Au fur et mesure que le logiciel libre progresse dans sa percée, nous pouvons constater qu’il met en jeu plusieurs aspects sociétaux. Tout d’abord, il apporte une alternative aux logiciels propriétaires concernant l’aspect mercantile. Le logiciel libre est considéré comme un bien non-marchand : il ne s’échange pas sur un marché, et son prix est dans beaucoup de cas nul, sinon relativement faible. Le logiciel libre modifie le niveau d’accès au savoir pour tous : du fait de son accessibilité financière, il permet la démocratisation de l’accès à l’information, à la connaissance.
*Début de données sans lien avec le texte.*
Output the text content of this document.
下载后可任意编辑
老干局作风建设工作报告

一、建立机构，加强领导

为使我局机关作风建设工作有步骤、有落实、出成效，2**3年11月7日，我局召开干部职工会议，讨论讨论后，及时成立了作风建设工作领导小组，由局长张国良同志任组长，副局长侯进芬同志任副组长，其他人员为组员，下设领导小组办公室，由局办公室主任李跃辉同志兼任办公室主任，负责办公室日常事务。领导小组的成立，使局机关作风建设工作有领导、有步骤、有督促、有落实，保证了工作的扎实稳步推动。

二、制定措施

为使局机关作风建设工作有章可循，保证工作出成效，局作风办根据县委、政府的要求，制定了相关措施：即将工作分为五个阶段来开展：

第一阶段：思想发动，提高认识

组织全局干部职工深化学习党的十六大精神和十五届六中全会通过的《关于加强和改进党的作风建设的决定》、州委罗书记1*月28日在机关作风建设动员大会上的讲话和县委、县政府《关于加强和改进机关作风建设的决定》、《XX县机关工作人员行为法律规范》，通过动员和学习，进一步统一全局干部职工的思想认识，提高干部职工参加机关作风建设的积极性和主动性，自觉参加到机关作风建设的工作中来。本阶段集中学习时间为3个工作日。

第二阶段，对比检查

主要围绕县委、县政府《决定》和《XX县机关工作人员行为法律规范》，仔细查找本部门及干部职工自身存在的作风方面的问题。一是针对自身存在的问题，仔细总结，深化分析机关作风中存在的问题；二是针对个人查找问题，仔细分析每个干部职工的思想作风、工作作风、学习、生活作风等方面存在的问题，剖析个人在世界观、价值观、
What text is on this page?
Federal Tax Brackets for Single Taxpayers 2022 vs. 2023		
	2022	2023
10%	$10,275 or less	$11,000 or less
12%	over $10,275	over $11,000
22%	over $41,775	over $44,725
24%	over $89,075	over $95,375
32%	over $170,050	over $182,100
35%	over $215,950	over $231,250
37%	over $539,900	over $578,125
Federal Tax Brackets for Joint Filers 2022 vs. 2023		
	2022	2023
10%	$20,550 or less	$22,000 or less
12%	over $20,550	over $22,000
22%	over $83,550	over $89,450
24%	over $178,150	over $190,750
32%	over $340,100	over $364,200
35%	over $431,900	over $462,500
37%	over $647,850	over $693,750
L’éducation étant dans la plupart des pays « occidentaux » le domaine auquel l’État apporte le plus gros budget, nous pouvons dire que c’est un deuxième enjeu sociétal mis en avant par le logiciel libre. Pour apporter un exemple encore plus concret de la place du logiciel libre dans notre société, nous pouvons évoquer le cas du projet GNU : en janvier 2004, l’UNESCO a conféré au projet initiateur du mouvement du logiciel libre la valeur de « Trésor du Monde » et dans le même temps a élevé le logiciel libre au rang de patrimoine mondial de l’humanité.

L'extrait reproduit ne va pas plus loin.